Thomas William John Goddard (1 October 1900 – 22 May 1966) was an English cricketer and the fifth-highest wicket taker in first-class cricket.

== Biography ==
Born 1 October 1900 in Gloucester, Goddard joined Gloucestershire in 1922 as a fast bowler, Goddard met with so little success in his first six years that he was not re-engaged by Gloucestershire for 1928. However, determined to succeed, he joined the ground staff at Lord's and switched to off spin. With his massive hands and steep bounce due to his height (about 190 centimetres or six feet three inches), he was an immediate success and Gloucestershire re-engaged him for 1929. Even on the best of wickets Goddard was able to turn the ball substantially, and when the turf was worn or sticky he could spin to a remarkable degree. He earned a reputation as a voracious appealer, a sworn enemy of batsmen. Owing to his high trajectory, he could be easy to hit (it is estimated he was hit for 70 sixes a season between 1934 and 1938), and it is probable that this is why he was so expensive against the incomparable 1948 Australian side, and in some cases in county cricket. He played only once against Australia (in 1930) and only eight times against all countries – for much of Goddard's time, Hedley Verity was the preferred England spin bowler, and it is often thought that leg spinners rather than off spinners were favoured at this time in Tests. His successes in the matches he played (he took a hat-trick against South Africa in 1938–39) suggests he might have done well with more opportunities. He finished with six hat-tricks, the same as Parker and only one less than the all-time record of seven, held by D. V. P. Wright of Kent.

In 1929, his first season as a spinner, he took 184 wickets, and over 140 in the following two years. With Charlie Parker, he formed the most lethal bowling combination in county cricket, and, aided by the brilliant batting and catching of Wally Hammond, Gloucestershire had their most successful (though brief) era, finishing fourth in 1929, second in 1930 and second in 1931.

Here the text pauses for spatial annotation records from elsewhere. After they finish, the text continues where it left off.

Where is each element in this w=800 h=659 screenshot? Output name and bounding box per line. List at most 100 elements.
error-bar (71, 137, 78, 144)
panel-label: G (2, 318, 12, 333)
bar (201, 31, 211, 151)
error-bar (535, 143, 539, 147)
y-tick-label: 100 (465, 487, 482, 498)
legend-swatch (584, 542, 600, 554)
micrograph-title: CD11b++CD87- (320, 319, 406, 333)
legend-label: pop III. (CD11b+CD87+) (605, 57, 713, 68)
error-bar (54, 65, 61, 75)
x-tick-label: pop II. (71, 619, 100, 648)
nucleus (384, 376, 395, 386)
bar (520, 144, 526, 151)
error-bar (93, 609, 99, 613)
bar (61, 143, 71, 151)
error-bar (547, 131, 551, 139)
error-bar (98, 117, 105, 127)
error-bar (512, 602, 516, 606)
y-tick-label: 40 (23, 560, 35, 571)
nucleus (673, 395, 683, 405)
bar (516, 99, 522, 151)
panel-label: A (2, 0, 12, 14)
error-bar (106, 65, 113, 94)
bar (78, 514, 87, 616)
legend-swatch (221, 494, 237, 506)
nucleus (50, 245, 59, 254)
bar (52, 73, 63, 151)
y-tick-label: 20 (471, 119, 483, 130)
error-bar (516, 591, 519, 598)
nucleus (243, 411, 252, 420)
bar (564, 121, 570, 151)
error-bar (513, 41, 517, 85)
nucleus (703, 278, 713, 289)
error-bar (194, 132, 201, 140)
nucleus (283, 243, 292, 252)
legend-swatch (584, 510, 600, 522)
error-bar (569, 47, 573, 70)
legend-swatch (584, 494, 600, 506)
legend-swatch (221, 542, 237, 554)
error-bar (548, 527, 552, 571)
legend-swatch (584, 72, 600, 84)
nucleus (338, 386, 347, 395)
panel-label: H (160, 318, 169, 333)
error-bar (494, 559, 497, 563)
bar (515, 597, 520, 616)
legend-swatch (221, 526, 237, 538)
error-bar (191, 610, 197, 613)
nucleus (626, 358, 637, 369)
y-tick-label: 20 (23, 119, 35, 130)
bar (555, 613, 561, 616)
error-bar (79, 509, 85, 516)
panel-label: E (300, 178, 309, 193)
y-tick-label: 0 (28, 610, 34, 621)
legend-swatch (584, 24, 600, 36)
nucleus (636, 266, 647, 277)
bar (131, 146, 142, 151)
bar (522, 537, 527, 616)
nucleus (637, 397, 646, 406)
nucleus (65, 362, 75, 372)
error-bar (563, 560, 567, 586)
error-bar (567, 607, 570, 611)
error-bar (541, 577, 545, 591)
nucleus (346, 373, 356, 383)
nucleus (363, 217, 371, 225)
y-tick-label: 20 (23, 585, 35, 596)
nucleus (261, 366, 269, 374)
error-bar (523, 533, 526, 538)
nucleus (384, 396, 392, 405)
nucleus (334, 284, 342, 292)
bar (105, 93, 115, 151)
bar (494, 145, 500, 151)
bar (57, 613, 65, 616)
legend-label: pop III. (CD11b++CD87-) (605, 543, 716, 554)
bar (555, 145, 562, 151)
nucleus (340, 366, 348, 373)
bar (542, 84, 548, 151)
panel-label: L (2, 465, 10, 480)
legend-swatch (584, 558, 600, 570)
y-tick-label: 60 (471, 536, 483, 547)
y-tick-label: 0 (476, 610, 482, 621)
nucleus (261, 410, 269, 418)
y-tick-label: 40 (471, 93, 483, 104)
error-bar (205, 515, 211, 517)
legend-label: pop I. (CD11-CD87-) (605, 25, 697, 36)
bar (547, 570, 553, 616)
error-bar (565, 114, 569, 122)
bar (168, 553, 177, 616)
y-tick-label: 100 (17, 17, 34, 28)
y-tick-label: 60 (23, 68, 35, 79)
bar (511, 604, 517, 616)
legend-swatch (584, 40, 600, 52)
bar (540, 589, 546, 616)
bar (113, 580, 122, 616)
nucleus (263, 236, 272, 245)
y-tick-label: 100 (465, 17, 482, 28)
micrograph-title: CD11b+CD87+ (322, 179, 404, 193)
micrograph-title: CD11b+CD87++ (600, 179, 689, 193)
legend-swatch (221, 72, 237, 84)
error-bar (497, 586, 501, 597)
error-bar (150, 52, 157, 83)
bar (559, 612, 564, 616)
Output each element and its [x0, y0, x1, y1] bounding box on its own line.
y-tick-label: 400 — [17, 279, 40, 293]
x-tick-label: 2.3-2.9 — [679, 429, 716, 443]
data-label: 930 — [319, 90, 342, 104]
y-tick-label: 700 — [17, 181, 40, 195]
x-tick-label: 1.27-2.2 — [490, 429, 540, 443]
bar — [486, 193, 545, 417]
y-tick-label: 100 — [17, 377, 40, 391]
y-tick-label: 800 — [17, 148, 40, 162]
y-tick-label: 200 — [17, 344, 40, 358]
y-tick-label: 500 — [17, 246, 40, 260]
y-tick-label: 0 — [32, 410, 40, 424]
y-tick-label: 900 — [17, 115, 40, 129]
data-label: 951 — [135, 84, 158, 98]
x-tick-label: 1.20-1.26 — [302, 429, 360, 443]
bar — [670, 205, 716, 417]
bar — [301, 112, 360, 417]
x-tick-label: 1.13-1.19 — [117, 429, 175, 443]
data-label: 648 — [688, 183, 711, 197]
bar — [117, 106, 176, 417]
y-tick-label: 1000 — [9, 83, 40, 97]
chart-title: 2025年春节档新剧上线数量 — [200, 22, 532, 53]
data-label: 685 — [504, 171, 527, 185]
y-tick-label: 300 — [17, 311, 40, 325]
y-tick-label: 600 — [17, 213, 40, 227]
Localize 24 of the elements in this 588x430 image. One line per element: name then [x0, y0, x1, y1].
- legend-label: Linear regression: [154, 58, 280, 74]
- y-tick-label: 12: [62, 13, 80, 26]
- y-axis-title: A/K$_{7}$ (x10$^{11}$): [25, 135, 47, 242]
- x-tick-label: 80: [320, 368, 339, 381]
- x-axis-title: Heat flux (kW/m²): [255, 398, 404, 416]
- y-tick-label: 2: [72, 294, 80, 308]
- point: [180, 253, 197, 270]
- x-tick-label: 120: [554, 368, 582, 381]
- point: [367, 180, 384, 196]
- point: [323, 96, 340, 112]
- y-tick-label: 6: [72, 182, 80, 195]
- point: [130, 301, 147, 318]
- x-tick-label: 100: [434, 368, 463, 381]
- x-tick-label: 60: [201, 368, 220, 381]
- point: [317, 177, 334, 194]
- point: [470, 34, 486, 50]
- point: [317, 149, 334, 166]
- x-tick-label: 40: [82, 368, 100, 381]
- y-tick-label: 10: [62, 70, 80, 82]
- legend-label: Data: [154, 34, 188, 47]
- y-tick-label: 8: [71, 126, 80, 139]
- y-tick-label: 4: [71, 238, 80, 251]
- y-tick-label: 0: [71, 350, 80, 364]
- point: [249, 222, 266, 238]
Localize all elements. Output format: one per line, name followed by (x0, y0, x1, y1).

Goddard was forced to become Gloucestershire's chief bowler when the seemingly ageless Parker finally declined for good in 1932. Except in 1934 and 1938 when injuries handicapped him, and in 1948 when he lost form, Goddard took over 150 wickets in every season between 1932 and 1949, heading the first-class bowling averages in 1947 and 1949. In 1937 and 1947 (aided in the latter case by a sand dressing on the Bristol pitch that made the ball turn prodigiously), Goddard took 222 wickets for Gloucestershire, and fell two short of 250 wickets in all first-class matches in 1937 when he was one of the Wisden Cricketers of the Year.

His haul of 206 wickets in the 1947 County Championship was the last case of 200 wickets in a season in that competition. With slower over-rates and fewer matches, it is statistically harder for even a few bowlers today to take a third as many wickets.

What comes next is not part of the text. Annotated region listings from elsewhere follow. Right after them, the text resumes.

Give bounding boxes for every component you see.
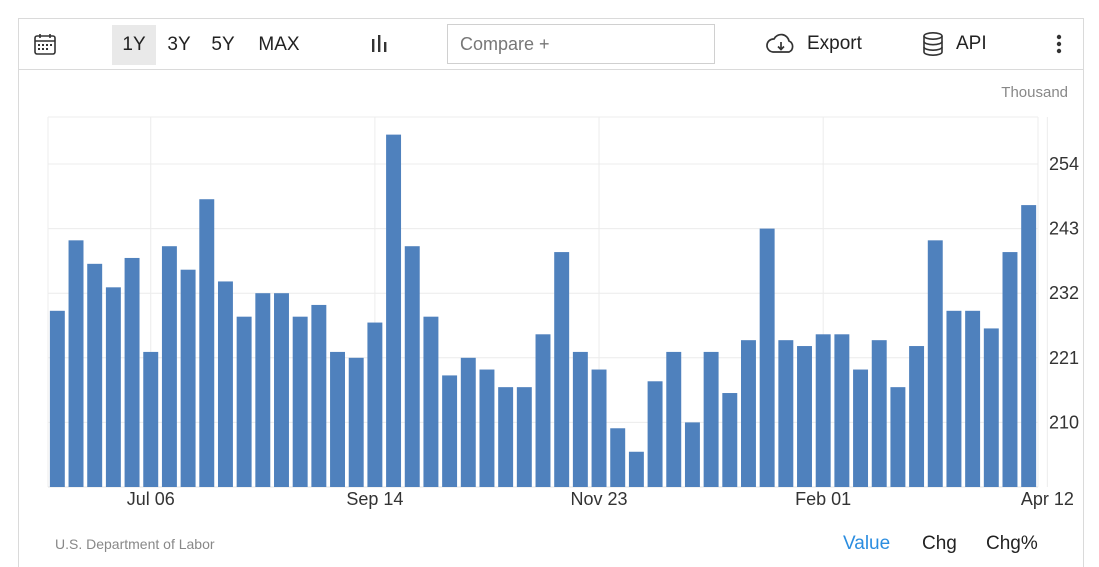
api-button[interactable]: API <box>922 19 1002 69</box>
export-button[interactable]: Export <box>765 19 875 69</box>
range-3y-button[interactable]: 3Y <box>167 34 191 55</box>
compare-input[interactable] <box>447 24 715 64</box>
chart-frame <box>18 18 1084 567</box>
range-5y-button[interactable]: 5Y <box>211 34 235 55</box>
source-label: U.S. Department of Labor <box>55 536 215 552</box>
range-max-button[interactable]: MAX <box>258 34 300 55</box>
cloud-download-icon <box>765 33 797 55</box>
range-1y-button[interactable]: 1Y <box>112 25 156 65</box>
database-icon <box>922 31 944 57</box>
bar-chart-icon[interactable] <box>361 19 397 69</box>
toolbar: 1Y 3Y 5Y MAX Export API <box>18 18 1084 70</box>
tab-chg[interactable]: Chg <box>922 533 957 554</box>
calendar-icon[interactable] <box>27 19 63 69</box>
tab-value[interactable]: Value <box>843 533 891 554</box>
tab-chg-percent[interactable]: Chg% <box>986 533 1038 554</box>
export-label: Export <box>807 33 862 54</box>
unit-label: Thousand <box>1001 84 1068 101</box>
vertical-dots-icon[interactable] <box>1047 19 1071 69</box>
api-label: API <box>956 33 987 54</box>
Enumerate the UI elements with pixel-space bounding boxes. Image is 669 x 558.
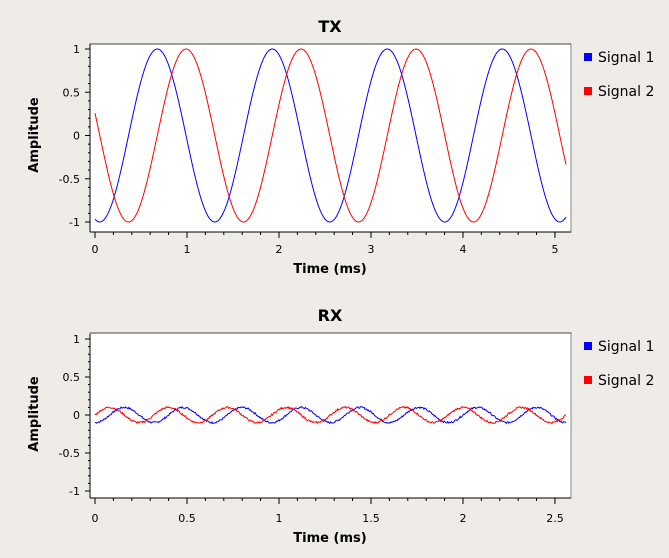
tx-ylabel: Amplitude [27,97,42,173]
rx-legend-swatch-2 [584,376,592,384]
tx-xtick-label: 4 [459,243,466,256]
tx-xtick-label: 5 [551,243,558,256]
rx-xtick-label: 0 [92,512,99,525]
tx-ytick-label: -1 [69,216,80,229]
rx-legend-label-1: Signal 1 [598,339,654,355]
rx-legend-label-2: Signal 2 [598,373,654,389]
rx-ytick-label: 1 [73,333,80,346]
rx-xlabel: Time (ms) [293,531,366,546]
tx-panel: TX 1 0.5 0 -0.5 -1 0 1 2 3 4 5 Time (ms) Amplitude… [27,17,654,277]
tx-xtick-label: 2 [275,243,282,256]
tx-series-2-line [94,48,567,223]
rx-xtick-label: 1 [275,512,282,525]
tx-xtick-label: 3 [367,243,374,256]
rx-legend-swatch-1 [584,342,592,350]
rx-xtick-label: 2.5 [546,512,564,525]
rx-series-1-line [94,405,567,425]
rx-ytick-label: 0 [73,409,80,422]
rx-panel: RX 1 0.5 0 -0.5 -1 0 0.5 1 1.5 2 2.5 Time (ms) Amp… [27,306,654,546]
tx-xtick-label: 1 [183,243,190,256]
rx-ylabel: Amplitude [27,376,42,452]
tx-legend-label-2: Signal 2 [598,84,654,100]
tx-title: TX [318,17,342,36]
rx-xtick-label: 0.5 [178,512,196,525]
rx-title: RX [318,306,343,325]
rx-plot-area[interactable] [89,332,572,499]
tx-legend-swatch-2 [584,87,592,95]
rx-ytick-label: -0.5 [59,447,80,460]
rx-ytick-label: -1 [69,485,80,498]
tx-ytick-label: 1 [73,43,80,56]
tx-series-1-line [94,48,567,223]
rx-xtick-label: 1.5 [362,512,380,525]
rx-xtick-label: 2 [459,512,466,525]
rx-series-2-line [94,405,567,425]
tx-ytick-label: 0 [73,130,80,143]
tx-legend-swatch-1 [584,53,592,61]
tx-ytick-label: -0.5 [59,173,80,186]
rx-ytick-label: 0.5 [63,371,81,384]
tx-xlabel: Time (ms) [293,262,366,277]
tx-xtick-label: 0 [92,243,99,256]
tx-ytick-label: 0.5 [63,86,81,99]
tx-legend-label-1: Signal 1 [598,50,654,66]
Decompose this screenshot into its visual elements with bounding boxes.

Among his best bowling feats for Gloucestershire were:

 – 17 for 106 against Kent at Bristol in 1939

 – 16 for 99 against Worcestershire at Bristol in 1939

 – 16 for 181 (10 for 113 in second innings) against Worcestershire at Cheltenham in 1937

 – 15 for 107 (9 for 20 to finish match) on a "pitch of easy pace" against Derbyshire at Bristol in 1949.

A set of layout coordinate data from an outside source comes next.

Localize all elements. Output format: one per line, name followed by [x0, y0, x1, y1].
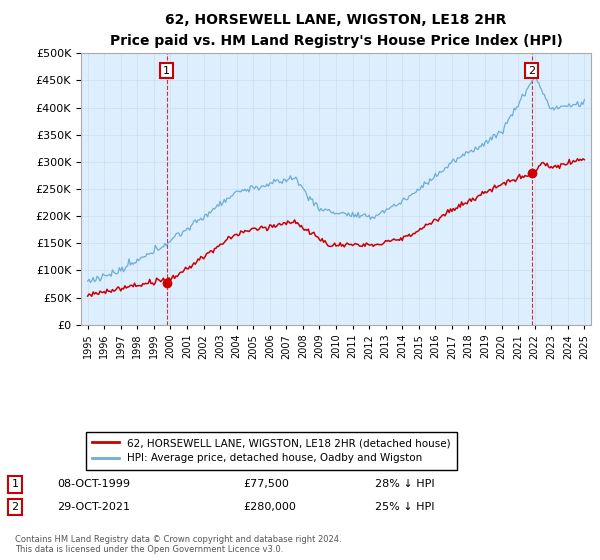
Text: 28% ↓ HPI: 28% ↓ HPI — [375, 479, 434, 489]
Text: 25% ↓ HPI: 25% ↓ HPI — [375, 502, 434, 512]
Text: 1: 1 — [11, 479, 19, 489]
Title: 62, HORSEWELL LANE, WIGSTON, LE18 2HR
Price paid vs. HM Land Registry's House Pr: 62, HORSEWELL LANE, WIGSTON, LE18 2HR Pr… — [110, 13, 562, 48]
Text: Contains HM Land Registry data © Crown copyright and database right 2024.
This d: Contains HM Land Registry data © Crown c… — [15, 535, 341, 554]
Text: £77,500: £77,500 — [243, 479, 289, 489]
Text: 08-OCT-1999: 08-OCT-1999 — [57, 479, 130, 489]
Text: 1: 1 — [163, 66, 170, 76]
Text: 2: 2 — [11, 502, 19, 512]
Text: £280,000: £280,000 — [243, 502, 296, 512]
Text: 2: 2 — [528, 66, 535, 76]
Legend: 62, HORSEWELL LANE, WIGSTON, LE18 2HR (detached house), HPI: Average price, deta: 62, HORSEWELL LANE, WIGSTON, LE18 2HR (d… — [86, 432, 457, 470]
Text: 29-OCT-2021: 29-OCT-2021 — [57, 502, 130, 512]
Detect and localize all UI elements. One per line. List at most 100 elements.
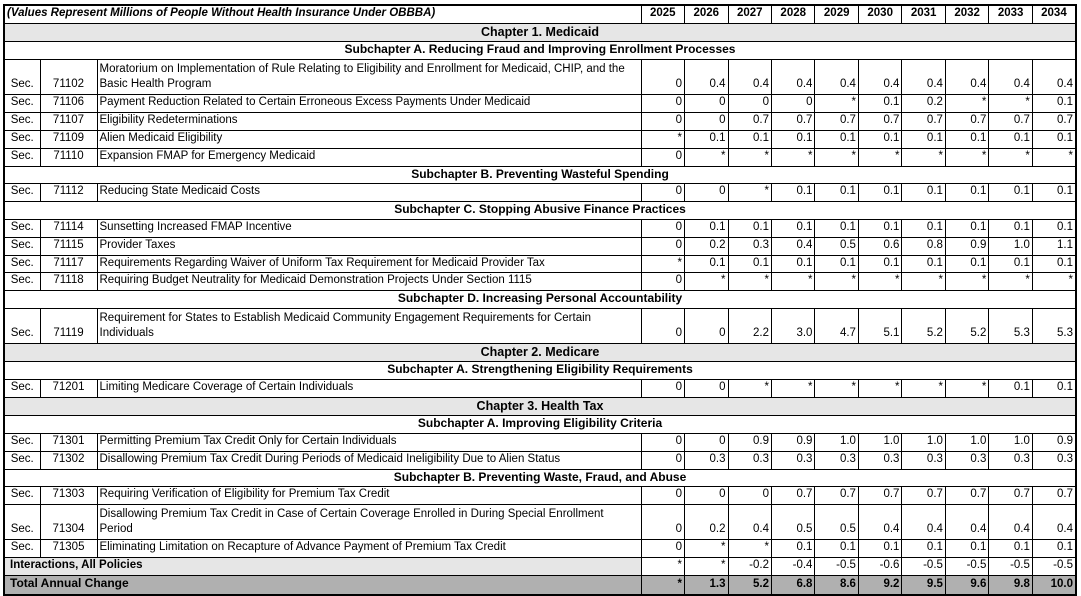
value-cell: 0.5 [770, 504, 816, 541]
year-header: 2032 [944, 4, 990, 24]
section-description: Permitting Premium Tax Credit Only for C… [96, 432, 642, 452]
value-cell: 0.3 [857, 450, 903, 470]
value-cell: 0 [640, 58, 686, 95]
value-cell: 3.0 [770, 308, 816, 344]
section-number: 71201 [39, 378, 98, 398]
value-cell: 0.4 [988, 504, 1033, 541]
section-number: 71118 [39, 272, 98, 292]
value-cell: 0 [640, 183, 686, 203]
value-cell: 0.1 [857, 183, 903, 203]
value-cell: 0 [640, 504, 686, 541]
value-cell: 0.4 [857, 58, 903, 95]
section-number: 71117 [39, 254, 98, 274]
value-cell: 2.2 [727, 308, 772, 344]
value-cell: 0.1 [901, 218, 946, 238]
value-cell: 8.6 [814, 574, 859, 596]
value-cell: -0.6 [857, 556, 903, 576]
section-description: Moratorium on Implementation of Rule Rel… [96, 58, 642, 95]
year-header: 2034 [1031, 4, 1077, 24]
value-cell: 9.2 [857, 574, 903, 596]
section-number: 71106 [39, 93, 98, 113]
value-cell: 0.1 [770, 539, 816, 558]
section-row: Sec. 71119 Requirement for States to Estab… [3, 308, 1077, 344]
value-cell: 0.1 [944, 254, 990, 274]
section-number: 71302 [39, 450, 98, 470]
chapter-row: Chapter 3. Health Tax [3, 396, 1077, 417]
value-cell: * [944, 378, 990, 398]
value-cell: * [857, 147, 903, 167]
subchapter-heading: Subchapter B. Preventing Wasteful Spendi… [3, 165, 1077, 185]
section-row: Sec. 71301 Permitting Premium Tax Credit O… [3, 432, 1077, 452]
section-row: Sec. 71114 Sunsetting Increased FMAP Incen… [3, 218, 1077, 238]
value-cell: 0.3 [727, 236, 772, 256]
section-description: Sunsetting Increased FMAP Incentive [96, 218, 642, 238]
coverage-impact-table: (Values Represent Millions of People Wit… [3, 4, 1077, 596]
value-cell: 0.5 [814, 504, 859, 541]
value-cell: * [1031, 272, 1077, 292]
value-cell: 0.1 [857, 539, 903, 558]
section-description: Expansion FMAP for Emergency Medicaid [96, 147, 642, 167]
value-cell: 0.1 [727, 129, 772, 149]
value-cell: * [640, 254, 686, 274]
year-header: 2026 [684, 4, 729, 24]
section-number: 71102 [39, 58, 98, 95]
value-cell: 9.5 [901, 574, 946, 596]
value-cell: 0.7 [770, 111, 816, 131]
value-cell: 0.3 [901, 450, 946, 470]
value-cell: 0.5 [814, 236, 859, 256]
value-cell: 0.7 [901, 486, 946, 506]
value-cell: 0.7 [988, 111, 1033, 131]
section-number: 71114 [39, 218, 98, 238]
value-cell: 0.3 [770, 450, 816, 470]
section-prefix: Sec. [3, 378, 41, 398]
value-cell: 0.1 [770, 254, 816, 274]
value-cell: 0.1 [1031, 254, 1077, 274]
section-row: Sec. 71302 Disallowing Premium Tax Credit … [3, 450, 1077, 470]
total-row: Total Annual Change * 1.3 5.2 6.8 8.6 9.2 9.5 9.… [3, 574, 1077, 596]
value-cell: 0.1 [770, 183, 816, 203]
subchapter-heading: Subchapter A. Strengthening Eligibility … [3, 361, 1077, 380]
value-cell: 0 [684, 308, 729, 344]
section-row: Sec. 71107 Eligibility Redeterminations 0 0 0… [3, 111, 1077, 131]
value-cell: * [944, 147, 990, 167]
value-cell: 0 [727, 486, 772, 506]
value-cell: * [814, 378, 859, 398]
value-cell: 0.6 [857, 236, 903, 256]
value-cell: * [988, 147, 1033, 167]
section-number: 71303 [39, 486, 98, 506]
value-cell: 0.4 [770, 236, 816, 256]
section-number: 71119 [39, 308, 98, 344]
section-prefix: Sec. [3, 111, 41, 131]
section-number: 71115 [39, 236, 98, 256]
section-prefix: Sec. [3, 486, 41, 506]
value-cell: 0.1 [857, 93, 903, 113]
value-cell: 0 [640, 93, 686, 113]
section-row: Sec. 71102 Moratorium on Implementation of… [3, 58, 1077, 95]
subchapter-row: Subchapter C. Stopping Abusive Finance P… [3, 201, 1077, 220]
value-cell: * [814, 93, 859, 113]
value-cell: 1.0 [814, 432, 859, 452]
year-header: 2025 [640, 4, 686, 24]
section-prefix: Sec. [3, 308, 41, 344]
value-cell: 5.3 [988, 308, 1033, 344]
value-cell: 0.3 [684, 450, 729, 470]
value-cell: 0.7 [901, 111, 946, 131]
section-row: Sec. 71117 Requirements Regarding Waiver o… [3, 254, 1077, 274]
value-cell: -0.5 [901, 556, 946, 576]
value-cell: 0.4 [770, 58, 816, 95]
value-cell: 0 [727, 93, 772, 113]
value-cell: 0.1 [1031, 129, 1077, 149]
value-cell: * [727, 147, 772, 167]
subchapter-heading: Subchapter A. Improving Eligibility Crit… [3, 415, 1077, 434]
value-cell: -0.5 [1031, 556, 1077, 576]
value-cell: 0.4 [684, 58, 729, 95]
section-row: Sec. 71112 Reducing State Medicaid Costs 0 0… [3, 183, 1077, 203]
value-cell: 0 [770, 93, 816, 113]
value-cell: 0.3 [1031, 450, 1077, 470]
value-cell: * [857, 378, 903, 398]
value-cell: 0.1 [944, 129, 990, 149]
value-cell: 0.7 [944, 486, 990, 506]
value-cell: * [901, 147, 946, 167]
section-number: 71304 [39, 504, 98, 541]
value-cell: * [727, 378, 772, 398]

 – 9 for 37 against Leicestershire at Bristol in 1934

 – 9 for 82 against Surrey at Cheltenham in 1946

 – 9 for 21 against Cambridge University at Cheltenham in 1929

In 1951, at the age of fifty, Goddard was forced to retire due to an attack of pneumonia and pleurisy, but because he wanted so desperately to reach the 3,000-wicket mark, he came back for fourteen matches in 1952, even managing to pick up a ten-for, till at 51 years of age it became apparent his body could no longer support his immense will-power; he ended with 2,979 wickets, fifth on the all-time wickets tally after Wilfred Rhodes, Tich Freeman, Parker, and Jack Hearne. He left Gloucestershire's off-spin heritage safe in the hands of John Mortimore, Bomber Wells, and David Allen.

After he retired, Goddard ran a furniture shop in his home city of Gloucester, right up to a year before his death on 22 May 1966. From his shop, Goddard provided an early cable television service to customers in Gloucester in the 1950s. This pioneering system offered a superior reception to that which was available from rooftop aerials in the city.